В другое время он счел бы такую обстановку привлекательной, но сейчас его не покидала тревога, граничащая с ужасом. Это чувство вызывало у него то, или тот, с кем он должен был встретиться.
Сэм разговаривал с Ральфом Казабоном только раз — час назад, по телефону. Он не знал об этом человеке ничего, кроме того, что ему рассказала Джоанна, а она ни словом не обмолвилась о том, что они женаты. Казабон назвал ее по телефону «моя жена». То, что этот человек и Джоанна — муж и жена, было просто нонсенсом, и от этого Сэма терзало какое-то болезненное чувство, куда более мучительное, чем ревность, но пока он еще не мог подобрать название этому чувству.
Он заметил, что прохожие с любопытством на него поглядывают, и только тогда понял, что утратил представление о времени. Но все же вряд ли он стоит тут долго. Сэм подождал, пока отъедет такси, стоящее напротив, и сошел с бордюра на дорогу. По мере того как он приближался к дому, тот увеличивался, заполняя собой все поле зрения. Сэму почудилось, что дом тянется к нему, стремясь обхватить и всосать в себя. На мгновение он чуть было не поддался панике, но, совладав с собой, продолжал путь.
Поскольку Сэм был ученым, он предпочитал всему находить разумное объяснение. Здравый смысл и логика, по его мнению, были единственными инструментами человека, с помощью которых можно попытаться постичь тайну своего бытия, хотя он не рискнул бы даже предположить, как далеко они заведут его на этом поприще. За последние месяцы он стал свидетелем того, как увеличивается пропасть между тем, что с ним происходит, и его способностью осмыслить происходящее. Через эту пропасть пролегла темная страна суеверия, проникающего во все уголки его сознания, подобно серому туману над Манхэттеном, который заполняет все щели и закоулки большого города. Суеверие, как он теперь убедился на своем горьком опыте, это такая вещь, против которой у разума нет защиты.
Он поднялся по каменным ступеням и нажал кнопку звонка, решительно отметая все колебания. Он услышал резкую трель где-то в недрах квартиры и стал ждать, заставив себя забыть о своей предубежденности против человека, чьи шаги раздались за дверью.
Через минуту дверь отворилась, и он увидел долговязого мужчину с пышной темной шевелюрой. Глаза у него тоже были темные и смотрели испытующе. На мужчине был плотный твидовый пиджак, серые брюки и вязаный галстук. На ногах у него были лаковые штиблеты цвета красного бургундского вина, явно пошитые на заказ. На вид хозяину дома было лет тридцать восемь.
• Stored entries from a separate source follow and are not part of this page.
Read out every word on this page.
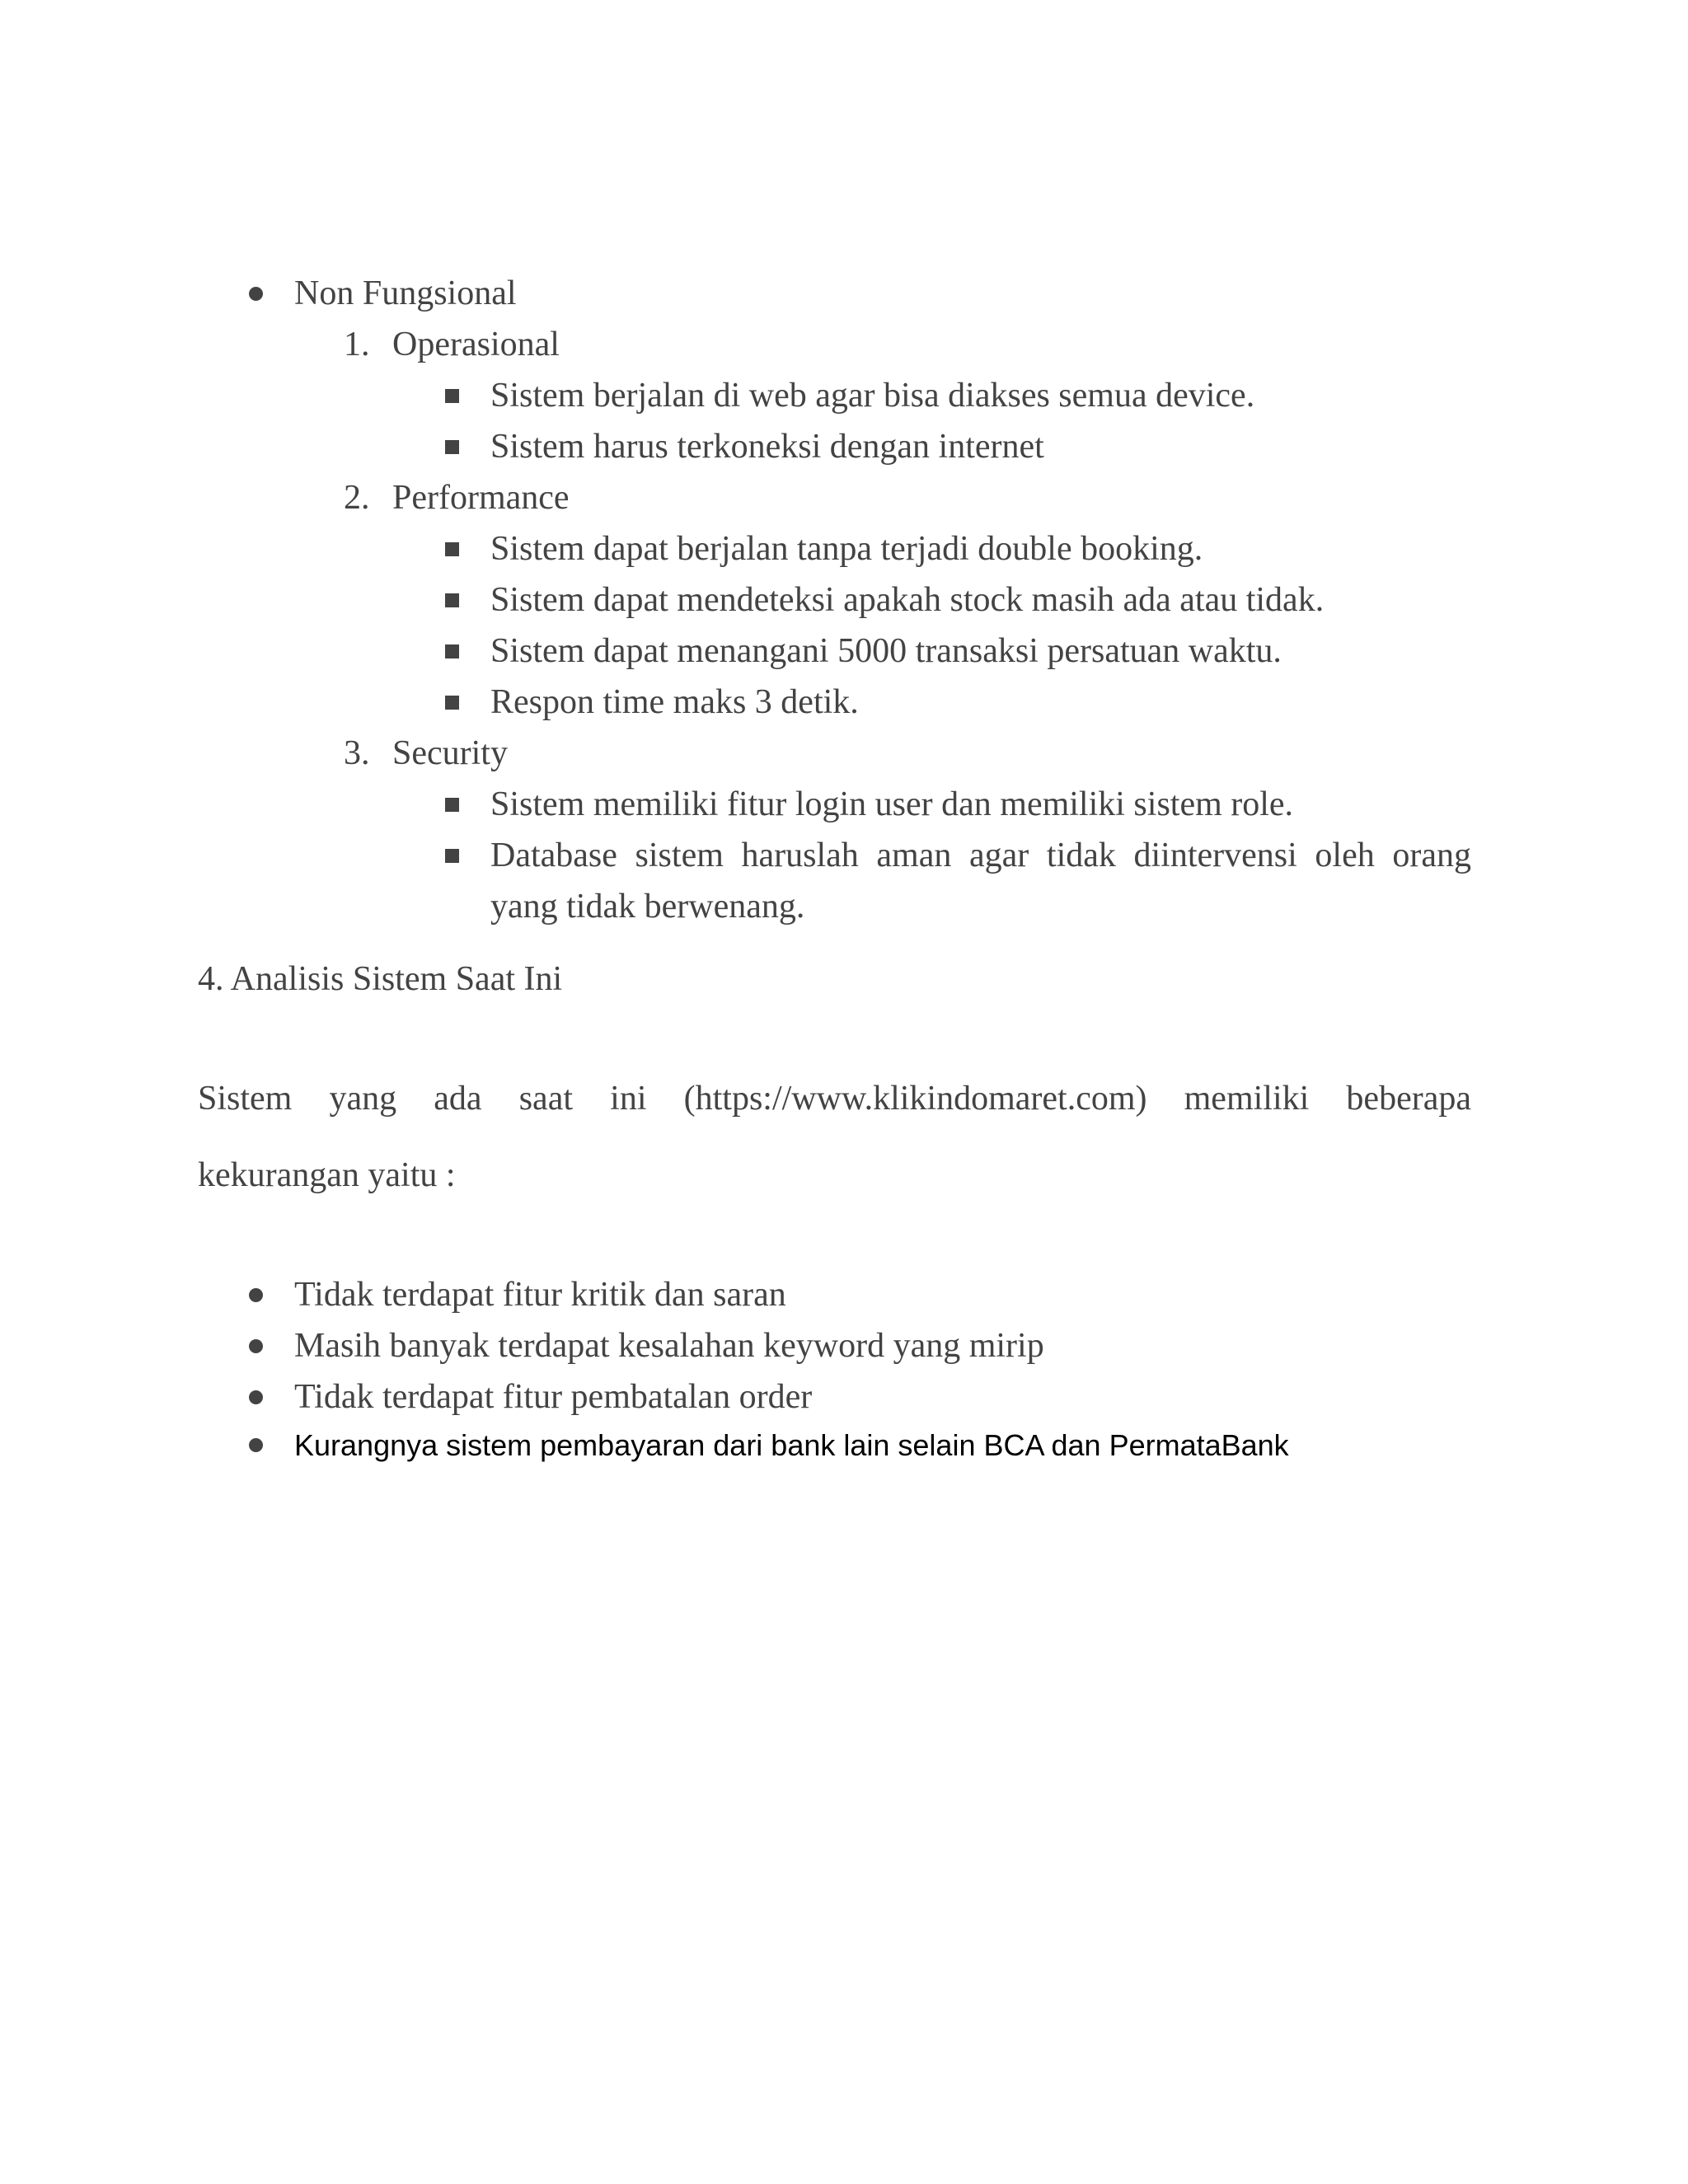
Non Fungsional
1. Operasional
Sistem berjalan di web agar bisa diakses semua device.
Sistem harus terkoneksi dengan internet
2. Performance
Sistem dapat berjalan tanpa terjadi double booking.
Sistem dapat mendeteksi apakah stock masih ada atau tidak.
Sistem dapat menangani 5000 transaksi persatuan waktu.
Respon time maks 3 detik.
3. Security
Sistem memiliki fitur login user dan memiliki sistem role.
Database sistem haruslah aman agar tidak diintervensi oleh orang
yang tidak berwenang.
4. Analisis Sistem Saat Ini
Sistem yang ada saat ini (https://www.klikindomaret.com) memiliki beberapa
kekurangan yaitu :
Tidak terdapat fitur kritik dan saran
Masih banyak terdapat kesalahan keyword yang mirip
Tidak terdapat fitur pembatalan order
Kurangnya sistem pembayaran dari bank lain selain BCA dan PermataBank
— Мистер Казабон? Я — Сэм Таун...
Они не стали обмениваться рукопожатием. Казабон производил впечатление человека, который в обычных обстоятельствах умеет быть дружелюбным, но сейчас он смотрел на Сэма так же настороженно, как Сэм на него. Потом он молча отступил в сторону, давая гостю войти. В его движениях была уверенность, которая свидетельствовала не только о силе духа, но и о том, что принято называть «породой». Этот человек прекрасно сознает собственную значимость и еще, подумал Сэм, такую уверенность, наверное, придают ему деньги, которые уже давно стали для него чем-то само собой разумеющимся.
— Как я уже говорил вам по телефону, моей жены сейчас нет дома, — сказал Казабон Сэму по пути в гостиную.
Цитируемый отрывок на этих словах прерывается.